Jul 25, 2009

How to virtualize your office - without their knowledge

People complain that they don’t have enough machines, and when they need servers, they’re available. Two of the problems that were prevalent in my workplace. I set out to attempt to rectify this by firstly measuring the utilization rate on some of our busiest servers.

Instead of installing and managing software that monitored CPU/Memory/HDD/Network utilization, I merely converted the whole machine to a virtual one - and offered it as a replacement under the same IP to all the users. This was done with a quick P2V conversion of the server into a VMware image pushed to a dedicated IBM Blade server running ESX 4.0 - which had far more grunt than the originating server. A few tweaks on the DHCP server to assign the right IP to the new born, and we were away. NOTE: the usage shown is of the machine running on the Blade, not on its original hardware; I’ll come back to this later in the post.

Before I continue, I’ll just tell you more about the software stack that is deployed on this specific machine. There is WebSphere + AppServer as well as a local instance of DB2. Mostly as you can see, its Java based, so memory usage will be fairly straight forward as it all gets eaten up on app start, and the variations that we see are from DB2. (I could use a remote DB and alleviate the memory variation all-together, which is something I will be doing with all deployments from now on).

Firstly now, the CPU Usage, throughout the day with constant use of the machine, averaged out to ~5%. Am certain this isn’t unheard of, for those that actual look at their data centres and the individual/un-optimized servers. Disk usage, aligns quite nicely with the Memory footprint, which once again points to DB2 doing its job.

So what can I improve here? - I can do several things:

remove local DB, and deploy into a contained VM cluster, or just point it at a dedicated machine (which will also be a VM)
if I offload the DB, I can increase the heap size within WebSphere for increased startup time, and overall performance
put more machines onto this single Blade

Realising the first two points only after looking at the graphs (to write this post), I still haven’t implemented them. I did though - do the third.

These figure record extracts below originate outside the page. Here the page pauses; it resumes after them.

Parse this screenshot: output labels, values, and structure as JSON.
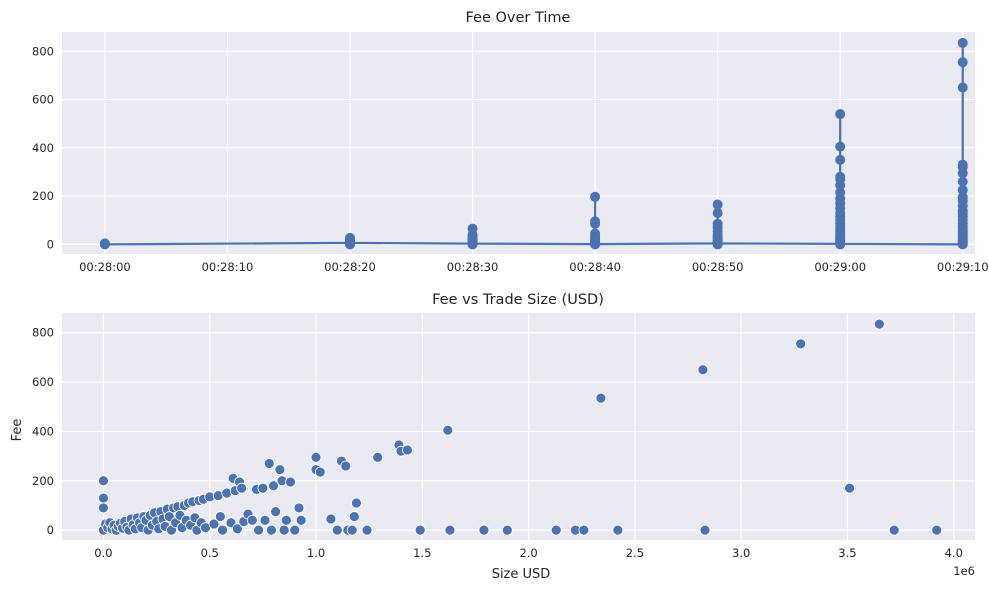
{
  "chart_data": [
    {
      "type": "line",
      "title": "Fee Over Time",
      "xlabel": "",
      "ylabel": "",
      "x_ticks": [
        "00:28:00",
        "00:28:10",
        "00:28:20",
        "00:28:30",
        "00:28:40",
        "00:28:50",
        "00:29:00",
        "00:29:10"
      ],
      "y_ticks": [
        "0",
        "200",
        "400",
        "600",
        "800"
      ],
      "ylim": [
        -40,
        880
      ],
      "xlim_seconds_from_00_28_00": [
        -3.5,
        71
      ],
      "grid": true,
      "color": "#4c72b0",
      "line": [
        {
          "t": "00:28:00",
          "fee": 0
        },
        {
          "t": "00:28:20",
          "fee": 6
        },
        {
          "t": "00:28:30",
          "fee": 3
        },
        {
          "t": "00:28:40",
          "fee": 1
        },
        {
          "t": "00:28:50",
          "fee": 4
        },
        {
          "t": "00:29:00",
          "fee": 2
        },
        {
          "t": "00:29:10",
          "fee": 0
        }
      ],
      "points": [
        {
          "t": "00:28:00",
          "fees": [
            0,
            2,
            4
          ]
        },
        {
          "t": "00:28:20",
          "fees": [
            0,
            3,
            6,
            10,
            15,
            22,
            27
          ]
        },
        {
          "t": "00:28:30",
          "fees": [
            0,
            4,
            8,
            13,
            19,
            25,
            32,
            40,
            65
          ]
        },
        {
          "t": "00:28:40",
          "fees": [
            0,
            3,
            7,
            12,
            17,
            23,
            30,
            38,
            45,
            85,
            95,
            197
          ]
        },
        {
          "t": "00:28:50",
          "fees": [
            0,
            4,
            8,
            12,
            18,
            25,
            33,
            42,
            55,
            70,
            85,
            130,
            165
          ]
        },
        {
          "t": "00:29:00",
          "fees": [
            0,
            5,
            10,
            15,
            20,
            26,
            32,
            40,
            48,
            57,
            66,
            76,
            88,
            100,
            115,
            130,
            150,
            170,
            190,
            215,
            245,
            270,
            280,
            350,
            405,
            540
          ]
        },
        {
          "t": "00:29:10",
          "fees": [
            0,
            4,
            8,
            13,
            18,
            24,
            30,
            38,
            46,
            55,
            65,
            75,
            88,
            100,
            115,
            130,
            140,
            160,
            180,
            195,
            225,
            260,
            295,
            320,
            330,
            650,
            755,
            835
          ]
        }
      ]
    },
    {
      "type": "scatter",
      "title": "Fee vs Trade Size (USD)",
      "xlabel": "Size USD",
      "ylabel": "Fee",
      "x_offset_label": "1e6",
      "x_ticks": [
        "0.0",
        "0.5",
        "1.0",
        "1.5",
        "2.0",
        "2.5",
        "3.0",
        "3.5",
        "4.0"
      ],
      "y_ticks": [
        "0",
        "200",
        "400",
        "600",
        "800"
      ],
      "xlim": [
        -0.195,
        4.1
      ],
      "ylim": [
        -40,
        880
      ],
      "grid": true,
      "color": "#4c72b0",
      "points": [
        [
          0.0,
          200
        ],
        [
          0.0,
          130
        ],
        [
          0.0,
          90
        ],
        [
          0.0,
          0
        ],
        [
          0.01,
          25
        ],
        [
          0.02,
          10
        ],
        [
          0.03,
          30
        ],
        [
          0.04,
          5
        ],
        [
          0.05,
          20
        ],
        [
          0.06,
          0
        ],
        [
          0.07,
          15
        ],
        [
          0.08,
          28
        ],
        [
          0.09,
          8
        ],
        [
          0.1,
          35
        ],
        [
          0.11,
          12
        ],
        [
          0.12,
          0
        ],
        [
          0.13,
          45
        ],
        [
          0.14,
          22
        ],
        [
          0.15,
          5
        ],
        [
          0.16,
          50
        ],
        [
          0.17,
          30
        ],
        [
          0.18,
          10
        ],
        [
          0.19,
          55
        ],
        [
          0.2,
          40
        ],
        [
          0.21,
          0
        ],
        [
          0.22,
          60
        ],
        [
          0.23,
          20
        ],
        [
          0.24,
          70
        ],
        [
          0.25,
          35
        ],
        [
          0.26,
          5
        ],
        [
          0.27,
          75
        ],
        [
          0.28,
          45
        ],
        [
          0.29,
          15
        ],
        [
          0.3,
          85
        ],
        [
          0.31,
          55
        ],
        [
          0.32,
          0
        ],
        [
          0.33,
          90
        ],
        [
          0.34,
          30
        ],
        [
          0.35,
          95
        ],
        [
          0.36,
          60
        ],
        [
          0.37,
          10
        ],
        [
          0.38,
          100
        ],
        [
          0.39,
          40
        ],
        [
          0.4,
          110
        ],
        [
          0.41,
          20
        ],
        [
          0.42,
          115
        ],
        [
          0.43,
          50
        ],
        [
          0.44,
          0
        ],
        [
          0.45,
          120
        ],
        [
          0.46,
          30
        ],
        [
          0.47,
          125
        ],
        [
          0.48,
          10
        ],
        [
          0.5,
          135
        ],
        [
          0.52,
          25
        ],
        [
          0.54,
          140
        ],
        [
          0.55,
          55
        ],
        [
          0.56,
          0
        ],
        [
          0.58,
          150
        ],
        [
          0.6,
          30
        ],
        [
          0.61,
          210
        ],
        [
          0.62,
          160
        ],
        [
          0.63,
          5
        ],
        [
          0.64,
          195
        ],
        [
          0.65,
          170
        ],
        [
          0.66,
          35
        ],
        [
          0.68,
          65
        ],
        [
          0.7,
          40
        ],
        [
          0.72,
          165
        ],
        [
          0.73,
          0
        ],
        [
          0.75,
          170
        ],
        [
          0.76,
          40
        ],
        [
          0.78,
          270
        ],
        [
          0.79,
          0
        ],
        [
          0.8,
          180
        ],
        [
          0.81,
          75
        ],
        [
          0.83,
          245
        ],
        [
          0.84,
          200
        ],
        [
          0.85,
          0
        ],
        [
          0.86,
          40
        ],
        [
          0.88,
          195
        ],
        [
          0.9,
          0
        ],
        [
          0.92,
          90
        ],
        [
          0.93,
          40
        ],
        [
          1.0,
          295
        ],
        [
          1.0,
          245
        ],
        [
          1.02,
          235
        ],
        [
          1.07,
          45
        ],
        [
          1.1,
          0
        ],
        [
          1.12,
          280
        ],
        [
          1.14,
          260
        ],
        [
          1.15,
          0
        ],
        [
          1.17,
          0
        ],
        [
          1.18,
          55
        ],
        [
          1.19,
          110
        ],
        [
          1.24,
          0
        ],
        [
          1.29,
          295
        ],
        [
          1.39,
          345
        ],
        [
          1.4,
          320
        ],
        [
          1.43,
          325
        ],
        [
          1.49,
          0
        ],
        [
          1.62,
          405
        ],
        [
          1.63,
          0
        ],
        [
          1.79,
          0
        ],
        [
          1.9,
          0
        ],
        [
          2.13,
          0
        ],
        [
          2.22,
          0
        ],
        [
          2.26,
          0
        ],
        [
          2.34,
          535
        ],
        [
          2.42,
          0
        ],
        [
          2.82,
          650
        ],
        [
          2.83,
          0
        ],
        [
          3.28,
          755
        ],
        [
          3.51,
          170
        ],
        [
          3.65,
          835
        ],
        [
          3.72,
          0
        ],
        [
          3.92,
          0
        ]
      ]
    }
  ]
}
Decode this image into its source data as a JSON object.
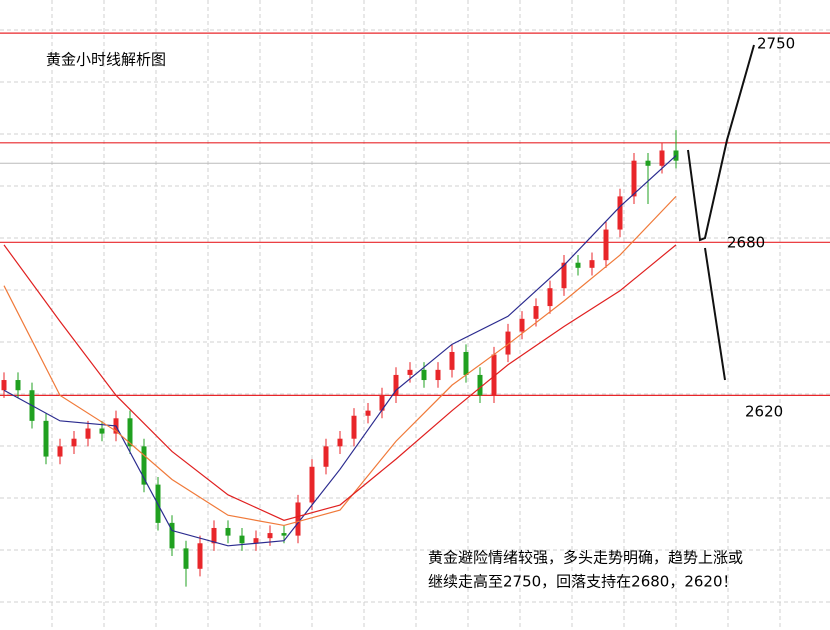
{
  "chart_data": {
    "type": "candlestick",
    "title": "黄金小时线解析图",
    "annotation": [
      "黄金避险情绪较强，多头走势明确，趋势上涨或",
      "继续走高至2750，回落支持在2680，2620！"
    ],
    "ylim": [
      2528,
      2775
    ],
    "open": [
      2622,
      2626,
      2622,
      2610,
      2596,
      2600,
      2603,
      2607,
      2605,
      2611,
      2600,
      2585,
      2570,
      2560,
      2552,
      2562,
      2568,
      2565,
      2562,
      2564,
      2566,
      2565,
      2578,
      2592,
      2600,
      2603,
      2612,
      2614,
      2620,
      2628,
      2630,
      2626,
      2630,
      2637,
      2628,
      2620,
      2636,
      2645,
      2650,
      2655,
      2662,
      2672,
      2670,
      2673,
      2685,
      2698,
      2712,
      2710,
      2716
    ],
    "high": [
      2629,
      2629,
      2625,
      2613,
      2603,
      2606,
      2610,
      2610,
      2614,
      2614,
      2603,
      2588,
      2573,
      2563,
      2565,
      2571,
      2571,
      2568,
      2567,
      2569,
      2569,
      2581,
      2595,
      2603,
      2606,
      2615,
      2617,
      2623,
      2631,
      2633,
      2633,
      2633,
      2640,
      2640,
      2631,
      2639,
      2648,
      2653,
      2658,
      2665,
      2675,
      2675,
      2676,
      2688,
      2701,
      2715,
      2715,
      2719,
      2724
    ],
    "low": [
      2619,
      2619,
      2607,
      2593,
      2593,
      2597,
      2600,
      2602,
      2602,
      2597,
      2582,
      2567,
      2557,
      2545,
      2549,
      2559,
      2562,
      2559,
      2559,
      2561,
      2562,
      2562,
      2575,
      2589,
      2597,
      2600,
      2609,
      2611,
      2617,
      2625,
      2623,
      2623,
      2627,
      2625,
      2617,
      2617,
      2633,
      2642,
      2647,
      2652,
      2659,
      2667,
      2667,
      2670,
      2682,
      2695,
      2695,
      2707,
      2709
    ],
    "close": [
      2626,
      2622,
      2610,
      2596,
      2600,
      2603,
      2607,
      2605,
      2611,
      2600,
      2585,
      2570,
      2560,
      2552,
      2562,
      2568,
      2565,
      2562,
      2564,
      2566,
      2565,
      2578,
      2592,
      2600,
      2603,
      2612,
      2614,
      2620,
      2628,
      2630,
      2626,
      2630,
      2637,
      2628,
      2620,
      2636,
      2645,
      2650,
      2655,
      2662,
      2672,
      2670,
      2673,
      2685,
      2698,
      2712,
      2710,
      2716,
      2712
    ],
    "up_color": "#e8262a",
    "down_color": "#20a020",
    "ma_x": [
      0,
      4,
      8,
      12,
      16,
      20,
      24,
      28,
      32,
      36,
      40,
      44,
      48
    ],
    "series": [
      {
        "color": "#2b2b8f",
        "values": [
          2622,
          2610,
          2608,
          2567,
          2561,
          2563,
          2591,
          2622,
          2640,
          2651,
          2671,
          2694,
          2714
        ]
      },
      {
        "color": "#f07a3a",
        "values": [
          2663,
          2620,
          2606,
          2587,
          2573,
          2569,
          2575,
          2602,
          2624,
          2640,
          2657,
          2675,
          2698
        ]
      },
      {
        "color": "#e02020",
        "values": [
          2679,
          2649,
          2620,
          2598,
          2581,
          2571,
          2577,
          2595,
          2614,
          2632,
          2647,
          2661,
          2679
        ]
      }
    ],
    "hlines": [
      2762,
      2719,
      2680,
      2620
    ],
    "hline_color": "#e8262a",
    "price_line": 2711,
    "targets": [
      2750,
      2680,
      2620
    ]
  }
}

Very quickly you realise that although there’s an abundance of processing power, there’s just not enough RAM on the host blade. The ration of Ghz to Gbyte’s of RAM is about 3:1, instead it should be at the very least 1:1. Keep this a consideration next time have to put a new purchase order for more machines.

In the beginning of the post, I mentioned that the current blade host although more powerful than the original home of this software stack, it is far more scalable, and that is one of the reasons why I wanted to transfer and consolidate the numerous x345’s we have onto several blades. Most of the x345’s that were hosting servers are now turned off, the remaining few, I’m building a storage cluster with, to act as a iSCSI target server for the ESX’ed Blades.

What was satisfying was some people commenting on how fast the servers responded, little did they know that they were virtualized. Lesson: don’t buy 20 cheap and nasty servers, but a blade centre and start populating it as your budget permits.